Ein neuer Umgang mit der Ressource Grund und Boden
Gastbeitrag. Wie Raumordnung wirklich für die Ordnung des Raumes wirken könnte.
Seit Jahren wird darüber diskutiert, wie mit der einzigen nicht ersetzbaren Ressource Grund und Boden verfahren werden soll. Hilflose Versuche wie Vertragsraumordnung, Freizeitwohnsitzbeschränkungen und Appelle gegen Bodenverbrauch und -versiegelung endeten bisher allesamt vollkommen wirkungslos. Und das in einem der schönsten Länder Europas mit weniger als 13 Prozent besiedelbarer Fläche.

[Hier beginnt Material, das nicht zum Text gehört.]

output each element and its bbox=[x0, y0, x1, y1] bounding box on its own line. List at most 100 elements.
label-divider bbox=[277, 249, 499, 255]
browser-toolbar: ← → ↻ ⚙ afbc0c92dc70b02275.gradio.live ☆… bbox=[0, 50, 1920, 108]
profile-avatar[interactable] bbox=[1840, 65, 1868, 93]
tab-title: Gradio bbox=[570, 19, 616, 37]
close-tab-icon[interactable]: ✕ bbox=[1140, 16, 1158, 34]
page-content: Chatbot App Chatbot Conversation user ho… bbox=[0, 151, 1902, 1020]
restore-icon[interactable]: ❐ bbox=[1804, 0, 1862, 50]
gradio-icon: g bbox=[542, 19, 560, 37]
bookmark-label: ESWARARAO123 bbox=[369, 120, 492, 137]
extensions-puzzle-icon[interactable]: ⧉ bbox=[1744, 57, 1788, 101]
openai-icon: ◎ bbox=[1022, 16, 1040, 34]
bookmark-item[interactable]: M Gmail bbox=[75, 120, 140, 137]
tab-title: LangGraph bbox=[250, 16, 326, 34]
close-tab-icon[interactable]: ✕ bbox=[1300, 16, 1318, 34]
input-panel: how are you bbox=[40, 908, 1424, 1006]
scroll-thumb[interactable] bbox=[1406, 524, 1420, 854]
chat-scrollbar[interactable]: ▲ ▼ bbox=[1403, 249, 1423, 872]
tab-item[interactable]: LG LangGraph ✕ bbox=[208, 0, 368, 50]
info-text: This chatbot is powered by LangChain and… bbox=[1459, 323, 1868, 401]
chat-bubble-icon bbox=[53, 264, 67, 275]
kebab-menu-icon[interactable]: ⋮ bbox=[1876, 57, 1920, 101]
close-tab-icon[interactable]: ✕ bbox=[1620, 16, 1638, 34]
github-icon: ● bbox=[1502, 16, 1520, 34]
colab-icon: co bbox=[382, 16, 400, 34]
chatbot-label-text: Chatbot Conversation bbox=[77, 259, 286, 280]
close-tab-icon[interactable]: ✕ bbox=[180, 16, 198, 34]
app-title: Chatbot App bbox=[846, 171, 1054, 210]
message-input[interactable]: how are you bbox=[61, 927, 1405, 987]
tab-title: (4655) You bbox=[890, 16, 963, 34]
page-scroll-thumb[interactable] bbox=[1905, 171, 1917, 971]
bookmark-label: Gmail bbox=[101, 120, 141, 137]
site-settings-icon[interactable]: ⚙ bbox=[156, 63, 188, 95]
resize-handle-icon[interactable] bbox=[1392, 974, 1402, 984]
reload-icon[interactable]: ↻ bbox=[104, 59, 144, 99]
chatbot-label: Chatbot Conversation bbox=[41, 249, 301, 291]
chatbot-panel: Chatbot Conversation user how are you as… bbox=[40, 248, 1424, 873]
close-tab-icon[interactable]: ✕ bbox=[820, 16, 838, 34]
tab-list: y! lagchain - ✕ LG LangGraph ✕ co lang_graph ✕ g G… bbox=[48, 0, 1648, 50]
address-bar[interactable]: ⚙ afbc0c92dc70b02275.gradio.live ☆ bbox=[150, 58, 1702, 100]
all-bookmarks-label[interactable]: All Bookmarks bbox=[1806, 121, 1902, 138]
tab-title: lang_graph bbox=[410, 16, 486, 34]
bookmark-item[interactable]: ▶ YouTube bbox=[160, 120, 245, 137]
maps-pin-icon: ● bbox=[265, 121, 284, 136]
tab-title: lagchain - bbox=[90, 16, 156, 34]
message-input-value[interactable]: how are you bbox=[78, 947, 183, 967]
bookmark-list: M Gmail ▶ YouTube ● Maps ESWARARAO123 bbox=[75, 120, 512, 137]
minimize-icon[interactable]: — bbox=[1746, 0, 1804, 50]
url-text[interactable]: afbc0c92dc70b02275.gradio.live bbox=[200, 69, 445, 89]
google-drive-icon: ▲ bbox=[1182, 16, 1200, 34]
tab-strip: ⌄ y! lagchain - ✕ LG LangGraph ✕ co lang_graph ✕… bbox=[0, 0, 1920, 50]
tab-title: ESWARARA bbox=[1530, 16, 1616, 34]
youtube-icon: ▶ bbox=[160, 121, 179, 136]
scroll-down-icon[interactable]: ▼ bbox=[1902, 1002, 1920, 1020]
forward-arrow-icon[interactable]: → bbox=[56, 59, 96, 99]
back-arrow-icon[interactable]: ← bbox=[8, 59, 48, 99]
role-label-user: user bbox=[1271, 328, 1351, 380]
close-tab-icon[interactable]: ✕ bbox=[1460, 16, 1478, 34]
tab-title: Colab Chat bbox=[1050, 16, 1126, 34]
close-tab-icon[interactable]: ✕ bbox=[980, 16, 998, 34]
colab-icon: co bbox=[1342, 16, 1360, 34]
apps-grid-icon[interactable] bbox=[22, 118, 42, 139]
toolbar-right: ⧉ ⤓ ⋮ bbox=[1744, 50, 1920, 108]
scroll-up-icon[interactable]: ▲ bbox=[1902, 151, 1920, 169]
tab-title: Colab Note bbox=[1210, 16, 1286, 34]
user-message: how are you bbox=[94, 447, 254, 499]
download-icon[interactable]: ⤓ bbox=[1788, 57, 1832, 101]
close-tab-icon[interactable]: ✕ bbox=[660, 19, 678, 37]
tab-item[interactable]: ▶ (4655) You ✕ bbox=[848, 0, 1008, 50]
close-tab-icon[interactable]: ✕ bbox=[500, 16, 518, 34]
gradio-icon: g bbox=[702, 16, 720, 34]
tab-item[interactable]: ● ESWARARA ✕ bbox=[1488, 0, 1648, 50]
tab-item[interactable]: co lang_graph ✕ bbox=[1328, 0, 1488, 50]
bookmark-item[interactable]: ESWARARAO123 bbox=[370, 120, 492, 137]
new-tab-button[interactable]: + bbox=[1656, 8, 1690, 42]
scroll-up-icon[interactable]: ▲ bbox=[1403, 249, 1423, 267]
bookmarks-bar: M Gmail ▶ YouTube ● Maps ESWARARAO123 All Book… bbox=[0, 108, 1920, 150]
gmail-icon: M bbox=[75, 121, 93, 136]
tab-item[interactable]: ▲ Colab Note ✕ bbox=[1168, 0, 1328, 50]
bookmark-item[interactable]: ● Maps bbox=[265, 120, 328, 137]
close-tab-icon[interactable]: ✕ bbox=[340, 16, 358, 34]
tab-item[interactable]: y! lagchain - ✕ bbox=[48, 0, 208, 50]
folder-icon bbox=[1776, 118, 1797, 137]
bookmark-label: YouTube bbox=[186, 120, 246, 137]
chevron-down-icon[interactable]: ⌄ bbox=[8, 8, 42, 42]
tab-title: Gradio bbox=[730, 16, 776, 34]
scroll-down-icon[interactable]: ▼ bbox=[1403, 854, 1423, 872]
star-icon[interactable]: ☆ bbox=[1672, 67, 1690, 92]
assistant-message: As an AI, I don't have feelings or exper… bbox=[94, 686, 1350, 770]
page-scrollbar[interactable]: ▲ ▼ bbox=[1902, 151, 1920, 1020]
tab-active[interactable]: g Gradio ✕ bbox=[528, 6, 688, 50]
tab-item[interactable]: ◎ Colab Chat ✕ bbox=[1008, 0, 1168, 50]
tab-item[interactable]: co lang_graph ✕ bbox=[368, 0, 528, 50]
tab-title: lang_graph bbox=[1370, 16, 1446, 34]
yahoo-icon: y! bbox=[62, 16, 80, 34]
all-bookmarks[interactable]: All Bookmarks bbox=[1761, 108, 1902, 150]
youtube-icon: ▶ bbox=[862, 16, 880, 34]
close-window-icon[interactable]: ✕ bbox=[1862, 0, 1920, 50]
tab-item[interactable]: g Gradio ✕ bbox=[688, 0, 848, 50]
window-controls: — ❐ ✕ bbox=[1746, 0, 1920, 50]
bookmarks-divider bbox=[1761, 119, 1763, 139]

Wen wundert das eigentlich? Wir bekennen uns fast alle zum erfolgreichen Modell der sozialen Marktwirtschaft, wobei unsere Großväter noch genau wussten, warum sozial für den nachhaltigen Bestand der demokratischen Marktwirtschaft entscheidend ist.
Sicherer Wertzuwachs
Und was hat das mit Grund und Boden zu tun? Seit mehr als 30 Jahren ist die Investition in Grund und Boden der alleinige Spitzenreiter hinsichtlich eines sicheren Wertzuwachses, weit vor allen anderen Anlagen. Dieser wird darüber hinaus noch durch den politischen Akt der Flächenwidmung fast ausschließlich zugunsten des privaten Eigentums vervielfacht.
Es ist also niemandem vorzuwerfen, wenn er oder sie in Grundstücke investiert. Es ist aber uns allen vorzuwerfen, das nicht zu erkennen und darauf gesetzlich zu reagieren.
Ohne jeglichen Eingriff in das private Grundstückseigentum würde ein einfacher steuerlicher Eingriff schlagartig die von fast allen gewünschte Veränderung bewirken. Jeder Grundstücksverkauf kann unter Anwendung der Wertsicherung entlang der Inflationsrate plus beispielsweise zehn Prozent steuerfrei erfolgen.
Der darüber hinausgehende Betrag geht zu 90 Prozent an die jeweilige Gemeinde, die darüber hinaus ein Vorkaufsrecht bei jeder Transaktion erhält, langjährige Nutzungs- oder Baurechte vergeben kann und im gleichen Zug zukünftig keine Grundstücke verkaufen darf. Wie das übrigens allen öffentlichen Körperschaften untersagt werden sollte.
Umstieg zu Nutzungseigentum
Mittelfristig bedeutet das einen Umstieg von Grundstückseigentum zu Nutzungseigentum, ohne die Mechanismen der Marktwirtschaft außer Kraft zu setzen. Endlich kann dann Raumordnung wirklich im Sinne der Ordnung des Raumes einer Gemeinde proaktiv wirken, und die Erpressbarkeit der Bürgermeister ist zu Ende.
Die scheinheilige Diskussion über leistbares Wohnen nimmt den wirklichen Kostentreiber – 50 bis 80 Prozent der Kosten pro Quadratmeter Wohnfläche sind auf den Grundstückspreis zurückzuführen – wirksam in Angriff. Leider verlieren damit allerdings die Drehbuchautoren und -autorinnen für ihre Kriminalfilme neben der Prostitution sowie dem Waffen- und Drogenhandel das dritte Kernthema: die Bodenspekulation. Aber das dürfte dann doch verkraftbar sein.
Nebenbei hätte dieser Schritt die Konsequenz, dass mit den Hunderten Millionen neuer Gemeindesteuern einmal die Lohn- und Einkommensteuern drastisch gesenkt werden könnten und damit der jungen Generation endlich wieder die Möglichkeit eröffnen würde, selbst Vermögen zu schaffen. Zum anderen könnte der längst überfällige Prozess der subsidiären Steuergenerierung beginnen: Jede Körperschaft generiert die Einnahmen für ihre eigenen Aufgaben.
Debattieren oder ignorieren?
Mal sehen, ob außer dem Vorwurf der Enteignung à la Kommunismus eine konstruktive Debatte beginnen kann. Oder ob halt doch wieder die urösterreichische Variante des „Nicht-einmal-Ignorierens“gewählt wird.
Christoph M. Achammer (geboren 1957 in Innsbruck) studierte Architektur und lehrt seit 2002 als Professor an der Technischen Universität Wien (TU Wien).